Written assignment 10, due Tuesday of next week: Study the text and score of "Lust der Völker, Lust der Deinen" BWV 213/13, the last movement of another work Bach composed for the Saxon royal house. A recording is here. Write 250-300 words in which you explain (by making a point) the formal organization of the movement and how Bach uses vocal and instrumental forces to articulate and project that form. Warning: not everything is a ritornello form.


"Angenehmes Wiederau" BWV 30a and "Freue dich, erlöste Schar" BWV 30

BWV 30 and 30a: Texts and translations    Scores: BWV 30a   BWV 30    

Recordings: BWV 30a: Rilling    Koopman         BWV 30:  Rilling    Koopman    Suzuki  

1. Study the text and music of BWV 30a, composed in honor of a noble official named Hennicke from a place called Wiederau. How is it constructed? What kinds of texts are present? How is its designation as a "drama" realized? How does Bach respond to the text? How is the piece organized musically? How does it use its forces?

2. On parody, please read

"Parody." In Malcolm Boyd, ed. Oxford composer companions: J.S. Bach. Oxford, 1999. [Ref ML410.B12 J15]

You can optionally also read

Hans-Joachim Schulze. "The parody problem in Bach's music: an old problem reconsidered." Bach 20, no. 1 (1989): 7-21.

3. Compare the texts of BWV 30a and BWV 30 (a church cantata for the Feast of St. John), which are (mostly) related to each other by parody. How is the text of the church cantata derived from the earlier secular cantata? What features are preserved? What is changed? Why has the librettist made these choices?

4. Examine Bach's musical setting of the liturgical text. What choices has he made in adapting the older work? What is preserved and what is new? How do the textual and musical types from the secular cantata translate to the sacred context?

5. What role should our knowledge of the original play in our interpretation of the derived version?

Written assignment 11, due Tuesday of next week: Choose an aria whose music is shared between BWV 30a and BWV 30, and carefully compare Bach's adaptation of the vocal line for new words. Write 300-500 words in which you explain how Bach adapted the melodic line. Refer to particular places in the music that illustrate your points. Stick to the vocal line (not other musical lines) and focus on technical aspects like rhythm, meter, accent, syllabification, and so on.

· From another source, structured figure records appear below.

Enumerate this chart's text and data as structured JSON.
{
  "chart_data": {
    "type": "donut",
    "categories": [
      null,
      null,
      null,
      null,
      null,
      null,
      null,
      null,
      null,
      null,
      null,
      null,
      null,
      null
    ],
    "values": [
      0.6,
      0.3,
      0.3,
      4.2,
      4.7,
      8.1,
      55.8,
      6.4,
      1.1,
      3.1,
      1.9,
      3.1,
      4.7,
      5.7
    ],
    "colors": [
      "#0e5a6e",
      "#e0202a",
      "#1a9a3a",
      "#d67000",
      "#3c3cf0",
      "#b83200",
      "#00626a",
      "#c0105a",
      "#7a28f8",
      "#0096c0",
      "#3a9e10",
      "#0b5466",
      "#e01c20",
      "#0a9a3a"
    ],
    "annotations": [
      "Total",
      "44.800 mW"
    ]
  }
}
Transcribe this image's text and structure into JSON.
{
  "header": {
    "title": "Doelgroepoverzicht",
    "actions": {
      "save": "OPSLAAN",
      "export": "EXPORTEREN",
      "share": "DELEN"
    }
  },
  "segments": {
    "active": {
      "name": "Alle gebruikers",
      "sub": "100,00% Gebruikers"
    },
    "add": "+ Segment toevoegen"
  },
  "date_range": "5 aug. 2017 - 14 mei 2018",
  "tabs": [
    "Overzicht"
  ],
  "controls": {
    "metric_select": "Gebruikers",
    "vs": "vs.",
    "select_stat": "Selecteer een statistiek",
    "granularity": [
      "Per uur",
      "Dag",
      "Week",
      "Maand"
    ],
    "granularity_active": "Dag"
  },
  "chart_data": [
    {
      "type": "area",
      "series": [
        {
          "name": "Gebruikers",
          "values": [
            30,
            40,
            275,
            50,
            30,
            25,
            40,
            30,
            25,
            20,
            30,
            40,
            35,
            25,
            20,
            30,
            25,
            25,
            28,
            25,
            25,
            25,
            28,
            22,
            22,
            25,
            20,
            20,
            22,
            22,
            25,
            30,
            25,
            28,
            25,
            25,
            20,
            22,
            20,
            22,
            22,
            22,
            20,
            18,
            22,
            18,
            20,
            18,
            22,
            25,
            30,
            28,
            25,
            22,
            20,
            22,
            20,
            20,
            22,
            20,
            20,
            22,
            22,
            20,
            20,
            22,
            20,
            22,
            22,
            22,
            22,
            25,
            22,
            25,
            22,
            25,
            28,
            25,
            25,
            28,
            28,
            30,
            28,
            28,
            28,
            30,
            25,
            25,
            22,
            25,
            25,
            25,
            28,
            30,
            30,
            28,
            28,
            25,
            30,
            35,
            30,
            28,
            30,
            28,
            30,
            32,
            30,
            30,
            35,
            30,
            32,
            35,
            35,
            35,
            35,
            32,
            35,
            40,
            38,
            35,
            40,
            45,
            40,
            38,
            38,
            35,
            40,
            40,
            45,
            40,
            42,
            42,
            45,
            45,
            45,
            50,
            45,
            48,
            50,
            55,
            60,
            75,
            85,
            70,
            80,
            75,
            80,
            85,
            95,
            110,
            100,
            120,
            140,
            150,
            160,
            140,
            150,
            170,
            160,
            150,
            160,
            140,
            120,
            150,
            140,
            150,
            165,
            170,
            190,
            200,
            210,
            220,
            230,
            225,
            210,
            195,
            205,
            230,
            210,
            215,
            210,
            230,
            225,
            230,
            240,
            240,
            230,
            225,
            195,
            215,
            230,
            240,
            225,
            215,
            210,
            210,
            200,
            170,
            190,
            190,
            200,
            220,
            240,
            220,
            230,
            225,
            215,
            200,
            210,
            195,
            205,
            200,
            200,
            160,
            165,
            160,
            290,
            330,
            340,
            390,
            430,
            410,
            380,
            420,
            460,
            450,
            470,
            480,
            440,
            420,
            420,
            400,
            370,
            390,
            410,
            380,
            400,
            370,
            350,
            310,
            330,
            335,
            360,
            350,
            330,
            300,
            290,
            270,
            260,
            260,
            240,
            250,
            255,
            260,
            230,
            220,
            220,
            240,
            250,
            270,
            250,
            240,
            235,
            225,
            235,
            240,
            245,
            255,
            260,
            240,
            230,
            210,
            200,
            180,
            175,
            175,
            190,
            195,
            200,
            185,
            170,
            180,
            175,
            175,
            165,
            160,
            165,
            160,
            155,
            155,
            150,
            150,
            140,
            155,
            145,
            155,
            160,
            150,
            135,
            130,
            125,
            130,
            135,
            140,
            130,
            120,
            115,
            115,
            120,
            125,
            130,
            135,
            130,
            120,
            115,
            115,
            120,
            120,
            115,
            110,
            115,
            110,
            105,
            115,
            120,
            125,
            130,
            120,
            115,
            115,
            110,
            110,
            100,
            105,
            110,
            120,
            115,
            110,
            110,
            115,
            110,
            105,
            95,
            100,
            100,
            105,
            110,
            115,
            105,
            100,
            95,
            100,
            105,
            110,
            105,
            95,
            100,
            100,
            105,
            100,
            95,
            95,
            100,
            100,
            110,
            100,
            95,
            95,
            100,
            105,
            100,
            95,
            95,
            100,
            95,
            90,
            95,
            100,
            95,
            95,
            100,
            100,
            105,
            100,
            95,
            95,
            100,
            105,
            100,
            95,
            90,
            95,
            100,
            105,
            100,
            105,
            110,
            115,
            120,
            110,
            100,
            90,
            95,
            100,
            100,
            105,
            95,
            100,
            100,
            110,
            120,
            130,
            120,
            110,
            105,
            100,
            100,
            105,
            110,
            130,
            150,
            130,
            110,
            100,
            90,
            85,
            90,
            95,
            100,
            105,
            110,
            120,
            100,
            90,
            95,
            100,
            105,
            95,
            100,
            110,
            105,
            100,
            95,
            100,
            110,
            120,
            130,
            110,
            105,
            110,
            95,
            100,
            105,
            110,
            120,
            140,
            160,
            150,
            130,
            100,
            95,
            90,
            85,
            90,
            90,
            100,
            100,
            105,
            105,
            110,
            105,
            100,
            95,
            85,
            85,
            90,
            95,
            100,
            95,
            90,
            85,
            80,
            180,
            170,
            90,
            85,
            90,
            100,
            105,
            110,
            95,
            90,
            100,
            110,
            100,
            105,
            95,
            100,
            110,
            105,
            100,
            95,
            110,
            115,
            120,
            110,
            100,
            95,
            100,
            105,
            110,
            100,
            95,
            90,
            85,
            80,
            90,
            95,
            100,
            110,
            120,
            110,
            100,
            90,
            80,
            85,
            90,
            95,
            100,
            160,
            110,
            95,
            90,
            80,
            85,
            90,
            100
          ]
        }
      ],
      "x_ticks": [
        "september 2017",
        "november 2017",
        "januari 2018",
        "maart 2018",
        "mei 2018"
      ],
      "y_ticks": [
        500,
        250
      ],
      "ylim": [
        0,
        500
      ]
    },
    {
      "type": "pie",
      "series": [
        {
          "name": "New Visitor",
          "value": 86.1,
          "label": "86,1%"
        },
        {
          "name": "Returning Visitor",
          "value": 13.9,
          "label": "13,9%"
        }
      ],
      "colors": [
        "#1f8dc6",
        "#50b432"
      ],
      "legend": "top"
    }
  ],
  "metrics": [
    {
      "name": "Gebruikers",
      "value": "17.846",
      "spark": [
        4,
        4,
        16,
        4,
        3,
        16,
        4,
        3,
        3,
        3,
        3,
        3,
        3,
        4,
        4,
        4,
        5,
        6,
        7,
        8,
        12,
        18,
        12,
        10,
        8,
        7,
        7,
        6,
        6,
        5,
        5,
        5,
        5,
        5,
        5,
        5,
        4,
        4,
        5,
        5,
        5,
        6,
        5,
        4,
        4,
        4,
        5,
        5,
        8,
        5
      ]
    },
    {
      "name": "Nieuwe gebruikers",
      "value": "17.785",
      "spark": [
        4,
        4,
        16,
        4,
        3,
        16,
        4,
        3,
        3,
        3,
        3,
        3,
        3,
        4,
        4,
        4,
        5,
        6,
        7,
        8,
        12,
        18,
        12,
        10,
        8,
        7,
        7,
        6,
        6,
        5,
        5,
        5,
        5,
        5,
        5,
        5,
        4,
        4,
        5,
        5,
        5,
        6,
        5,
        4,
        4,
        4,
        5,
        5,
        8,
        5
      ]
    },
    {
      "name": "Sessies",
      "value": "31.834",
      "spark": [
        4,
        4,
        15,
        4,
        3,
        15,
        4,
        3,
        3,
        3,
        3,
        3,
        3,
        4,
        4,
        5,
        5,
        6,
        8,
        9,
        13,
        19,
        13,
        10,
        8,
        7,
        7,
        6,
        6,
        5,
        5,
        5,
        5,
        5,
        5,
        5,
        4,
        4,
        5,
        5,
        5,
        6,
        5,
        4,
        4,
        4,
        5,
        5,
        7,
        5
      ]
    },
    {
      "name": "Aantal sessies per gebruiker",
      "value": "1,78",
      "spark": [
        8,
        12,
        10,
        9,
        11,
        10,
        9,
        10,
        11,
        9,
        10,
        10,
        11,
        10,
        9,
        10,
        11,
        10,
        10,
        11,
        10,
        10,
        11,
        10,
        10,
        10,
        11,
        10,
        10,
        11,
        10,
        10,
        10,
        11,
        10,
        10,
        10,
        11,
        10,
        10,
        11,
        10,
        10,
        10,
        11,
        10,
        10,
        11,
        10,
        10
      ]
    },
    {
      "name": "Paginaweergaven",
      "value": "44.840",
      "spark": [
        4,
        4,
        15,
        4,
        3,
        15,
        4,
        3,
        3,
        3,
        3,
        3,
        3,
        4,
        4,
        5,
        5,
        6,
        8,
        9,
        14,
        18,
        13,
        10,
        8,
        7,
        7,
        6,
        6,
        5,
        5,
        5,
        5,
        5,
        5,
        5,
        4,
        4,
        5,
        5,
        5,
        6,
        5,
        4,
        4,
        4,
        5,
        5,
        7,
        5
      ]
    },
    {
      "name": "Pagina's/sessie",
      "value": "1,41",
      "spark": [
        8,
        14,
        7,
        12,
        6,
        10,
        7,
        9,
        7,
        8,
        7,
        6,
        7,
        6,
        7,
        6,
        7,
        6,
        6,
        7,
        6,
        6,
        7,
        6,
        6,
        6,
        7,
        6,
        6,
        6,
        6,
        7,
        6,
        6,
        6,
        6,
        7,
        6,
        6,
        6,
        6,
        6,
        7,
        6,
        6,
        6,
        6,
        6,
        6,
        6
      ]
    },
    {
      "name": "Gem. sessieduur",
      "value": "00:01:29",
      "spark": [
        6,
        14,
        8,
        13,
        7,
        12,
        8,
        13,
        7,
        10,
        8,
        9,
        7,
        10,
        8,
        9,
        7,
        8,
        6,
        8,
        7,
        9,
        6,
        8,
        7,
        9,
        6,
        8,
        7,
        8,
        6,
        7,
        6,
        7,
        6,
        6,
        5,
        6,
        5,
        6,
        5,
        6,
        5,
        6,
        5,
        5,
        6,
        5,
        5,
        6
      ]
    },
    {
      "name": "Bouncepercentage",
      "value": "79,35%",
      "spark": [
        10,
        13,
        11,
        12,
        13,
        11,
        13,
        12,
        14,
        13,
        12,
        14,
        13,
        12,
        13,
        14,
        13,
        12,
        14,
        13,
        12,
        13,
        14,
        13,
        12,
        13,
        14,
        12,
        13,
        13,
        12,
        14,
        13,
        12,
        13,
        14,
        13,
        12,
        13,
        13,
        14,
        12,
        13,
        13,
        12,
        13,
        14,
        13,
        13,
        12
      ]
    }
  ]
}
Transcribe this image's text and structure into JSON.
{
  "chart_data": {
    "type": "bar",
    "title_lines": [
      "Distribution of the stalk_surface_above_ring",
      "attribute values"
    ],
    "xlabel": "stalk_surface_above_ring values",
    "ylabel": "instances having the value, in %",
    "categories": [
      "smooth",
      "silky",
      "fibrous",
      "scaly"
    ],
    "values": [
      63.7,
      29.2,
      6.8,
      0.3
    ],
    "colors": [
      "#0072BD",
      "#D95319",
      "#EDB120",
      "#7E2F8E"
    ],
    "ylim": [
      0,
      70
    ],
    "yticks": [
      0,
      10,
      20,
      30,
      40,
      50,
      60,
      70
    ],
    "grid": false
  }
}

"Ein feste Burg ist unser Gott" BWV 80

Text and translation        Score [with some issues]       Recordings: Suzuki    Rilling    Jones/Gonnewein [BG version]   

Text of "Alles, was von Gott geboren" BWV 80a

Score of "Gaudete omnes populi" and "Manebit verbum Dominum"        Recording:    Koopman

1. Cantata 80 has a long and complex history. Please read the overview here

Christoph Wolff. "Bach’s cantata Ein feste Burg: history and performance practice." In Bach: Essays on his life and music, 152-161. Cambridge, Mass. 1991.

and detail on one movement here

Daniel R. Melamed. "The evolution of 'Und wenn die Welt voll Teufel war' BWV 80/5." In The Century of Bach and Mozart. Perspectives on Historiography, Composition, Theory, & Performance, 189-205. Cambridge: Harvard University Department of Music, 2008.

2. Study the text of "Alles, was von Gott geboren" BWV 80a, a Weimar-piece for a Sunday in Lent. We have only the first couple of pages of the score and the original text; everything else known about the piece comes from presumed reuse of the music. The first movement apparently had an instrumental cantus firmus. Overall, what can you tell about the organization and music of this work?

3. Study the text of BWV 80 and BWV 80b (presumed to be the same). What is their exact relationship to BWV80a, from which some or much of their music derives?

4. Study the music of BWV 80. How are the stanzas of the chorale integrated into the work? What sort of movement is the first? How is it assembled? What other movement we've recently studied does it resemble?

5. The trumpet and drum parts are not J.S. Bach's, and they do not actually belong to this cantata. (They stem from arrangements by W.F. Bach of two movements.) They are interesting nonetheless; what can we learn from them?

6. What do you make of the way these pieces are represented in the BG?